Сегодня завершается первая половина Каннского фестиваля. Главные фильмы еще впереди, но и то, что показано, интересно тем, как поворачивает картину современного кинематографа под знакомым, но все же неожиданным углом. Из Канна — обозреватель Ъ АНДРЕЙ Ъ-ПЛАХОВ.
Программа Канна делалась с прицелом на кино будущего. Но самым новаторским из всех показанных в конкурсе пока что был ретро-фильм Джоэла и Этана Коэнов "Где ты, брат мой?". Братья Коэны сумели соединить "Одиссею" Гомера с голливудским мюзиклом эпохи Великой депрессии, снять в бенефисной роли обаятельного мачо Джорджа Клуни и напомнить о картине голливудского классика Престона Старджеса "Путешествия Салливана". Весь состоящий из стилизаций и цитат, "Брат мой" подтверждает реноме Коэнов как гениальных формалистов, чьи фильмы можно нагрузить любым содержанием, но в которых не так уж часто проскакивает искра настоящих эмоций.
Эмоций на первый взгляд хоть отбавляй в "Золотой чаше" Джеймса Айвори и в "Неверной" Лив Ульман. В первом случае супружеская измена есть метафора экономического и культурного конфликта Европы с Америкой: основой для этой костюмной мелодрамы послужила новелла Генри Джеймса. Ульман же экранизировала очередной эпизод из жизни Ингмара Бергмана, где великий режиссер выступает в роли холодного эгоиста и разрушителя семьи своего ближайшего друга. Фильм кончается двойным самоубийством (выживает только режиссер со своим очередным шедевром) и наполнен мраком человеческой отчужденности. Однако по стилю оба фильма — чистый академизм. Погружаться в их лабораторно выстроенный мир довольно мучительно, и на это как минимум надо потратить два с половиной часа.

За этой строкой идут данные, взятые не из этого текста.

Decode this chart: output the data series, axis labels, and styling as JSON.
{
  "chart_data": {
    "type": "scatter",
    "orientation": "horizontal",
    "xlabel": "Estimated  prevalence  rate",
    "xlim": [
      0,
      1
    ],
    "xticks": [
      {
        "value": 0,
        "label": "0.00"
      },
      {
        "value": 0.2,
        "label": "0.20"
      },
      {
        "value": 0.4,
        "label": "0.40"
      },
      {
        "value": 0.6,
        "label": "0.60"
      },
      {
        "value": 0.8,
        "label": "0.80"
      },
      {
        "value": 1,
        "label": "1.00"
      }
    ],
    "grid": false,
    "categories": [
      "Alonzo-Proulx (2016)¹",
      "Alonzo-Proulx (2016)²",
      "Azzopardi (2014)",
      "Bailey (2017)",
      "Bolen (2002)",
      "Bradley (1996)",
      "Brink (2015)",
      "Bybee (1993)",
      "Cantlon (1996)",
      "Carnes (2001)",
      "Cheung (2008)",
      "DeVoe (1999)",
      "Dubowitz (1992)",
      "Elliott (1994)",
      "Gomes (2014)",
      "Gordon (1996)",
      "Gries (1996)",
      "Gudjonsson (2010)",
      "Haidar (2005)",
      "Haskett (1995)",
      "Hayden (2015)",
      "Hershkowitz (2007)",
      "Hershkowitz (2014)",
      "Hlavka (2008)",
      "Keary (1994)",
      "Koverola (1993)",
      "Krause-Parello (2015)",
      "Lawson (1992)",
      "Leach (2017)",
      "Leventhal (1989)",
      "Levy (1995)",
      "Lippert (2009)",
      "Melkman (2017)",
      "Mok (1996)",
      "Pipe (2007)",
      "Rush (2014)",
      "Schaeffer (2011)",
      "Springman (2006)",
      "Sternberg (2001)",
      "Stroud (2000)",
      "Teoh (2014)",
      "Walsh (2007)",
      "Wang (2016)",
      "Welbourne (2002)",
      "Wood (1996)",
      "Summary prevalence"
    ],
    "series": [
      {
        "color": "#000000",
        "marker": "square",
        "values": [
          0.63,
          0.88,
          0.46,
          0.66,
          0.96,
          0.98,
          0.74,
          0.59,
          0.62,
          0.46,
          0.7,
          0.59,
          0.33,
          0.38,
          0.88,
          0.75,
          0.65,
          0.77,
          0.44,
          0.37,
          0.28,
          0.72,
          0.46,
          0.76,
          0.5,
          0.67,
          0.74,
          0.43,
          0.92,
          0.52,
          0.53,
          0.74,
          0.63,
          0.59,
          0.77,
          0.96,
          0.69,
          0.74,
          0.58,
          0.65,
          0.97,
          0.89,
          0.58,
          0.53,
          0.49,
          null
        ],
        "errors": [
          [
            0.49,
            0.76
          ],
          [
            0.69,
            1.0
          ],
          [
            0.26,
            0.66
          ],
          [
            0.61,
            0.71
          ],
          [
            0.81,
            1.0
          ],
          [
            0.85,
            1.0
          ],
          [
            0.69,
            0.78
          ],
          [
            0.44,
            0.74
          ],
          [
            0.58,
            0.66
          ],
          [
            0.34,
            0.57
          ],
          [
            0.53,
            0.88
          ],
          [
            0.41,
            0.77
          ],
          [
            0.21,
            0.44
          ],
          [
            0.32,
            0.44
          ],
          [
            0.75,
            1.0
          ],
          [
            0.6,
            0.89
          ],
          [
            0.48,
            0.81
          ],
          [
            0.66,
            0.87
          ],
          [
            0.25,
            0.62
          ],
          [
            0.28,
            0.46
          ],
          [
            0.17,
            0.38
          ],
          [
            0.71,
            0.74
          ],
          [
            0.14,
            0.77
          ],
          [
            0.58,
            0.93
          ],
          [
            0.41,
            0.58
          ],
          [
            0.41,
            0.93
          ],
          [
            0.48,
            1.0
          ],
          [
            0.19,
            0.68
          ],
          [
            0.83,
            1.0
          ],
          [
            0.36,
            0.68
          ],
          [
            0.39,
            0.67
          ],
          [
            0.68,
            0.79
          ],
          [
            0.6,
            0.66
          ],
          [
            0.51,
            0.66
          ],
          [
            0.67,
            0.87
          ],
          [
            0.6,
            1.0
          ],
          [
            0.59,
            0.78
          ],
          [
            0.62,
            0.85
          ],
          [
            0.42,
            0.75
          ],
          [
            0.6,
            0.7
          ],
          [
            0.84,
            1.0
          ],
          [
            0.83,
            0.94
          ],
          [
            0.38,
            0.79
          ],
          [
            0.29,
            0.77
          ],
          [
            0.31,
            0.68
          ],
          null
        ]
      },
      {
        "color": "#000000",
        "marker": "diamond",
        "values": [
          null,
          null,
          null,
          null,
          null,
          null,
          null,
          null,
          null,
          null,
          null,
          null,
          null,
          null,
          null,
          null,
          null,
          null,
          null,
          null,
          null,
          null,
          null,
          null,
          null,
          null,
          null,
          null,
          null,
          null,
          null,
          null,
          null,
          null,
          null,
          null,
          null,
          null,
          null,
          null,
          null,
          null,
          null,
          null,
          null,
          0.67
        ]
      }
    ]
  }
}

Как известно, фильм Глеба Панфилова "Романовы", тоже сделанный в добрых классических традициях, в конкурс не поместился. Зато в нем нашлось место "Свадьбе" Павла Лунгина. Здесь труд "погружения" целиком берет на себя режиссер. Динамичный "западный" монтаж — только часть достоинств этого лирического гротеска из российской провинциальной жизни (съемки происходили в шахтерском городе Липки). Много хороших типажей и характерных актерских работ. Настоящей звездой проявил себя Марат Башаров. Но проявил как раз потому, что играть в этом фильме главного героя невероятно трудно. Сценарий, написанный Лунгиным вместе с Александром Галиным, предельно театрален, и сделать его кинематографически объемным до конца так и не удалось. Хотя Лунгин преуспел по части фетишизации России — страны вечного хаоса, алкогольного угара и пресловутой задушевности.
К этому фирменно экспортному набору режиссер добавил сексуальную раскрепощенность и некоторый "славянский" брутализм. Который постарался смягчить сентиментальным финалом с детдомовскими детьми. Чем полностью скомпрометировал главный женский образ: трудно поверить в девушку с "модельной" внешностью Марии Мироновой, которая отвергла столичную горько-сладкую жизнь и вернулась в родные дремучие Липки, где годами не платят зарплату.
Мифологическая Россия сменяется не менее мифологической Грузией. Фильм "Лето, или 27 недостающих поцелуев" Наны Джорджадзе по сценарию Ираклия Квириказде показан в почетной, но неконкурсной программе "Двухнедельник режиссеров". С тех пор как в 1987 году дебютантка Джорджадзе завоевала "Золотую камеру", она стала фавориткой Канна и его художественного директора Жиля Жакоба. Кажется, тот и сейчас готов был взять ее новый фильм в конкурс, но порекомендовал (впрочем, без успеха) вырезать из него один эпизод. Местный донжуан укорачивает чересчур большой пенис с помощью шестеренки, снятой с пушки вояки-импотента.
Скабрезность армейского анекдота и лирический пафос, драма ревности и комедия положений уживаются в этой картине вопреки всем правилам. Вероятно, потому, что восточное кино (а к нему относятся и снятые на деньги западных продюсеров фильмы Лунгина и Джорджадзе) — это кино варварское, экзотическое и в некотором роде языческое. Так его в Канне и воспринимают.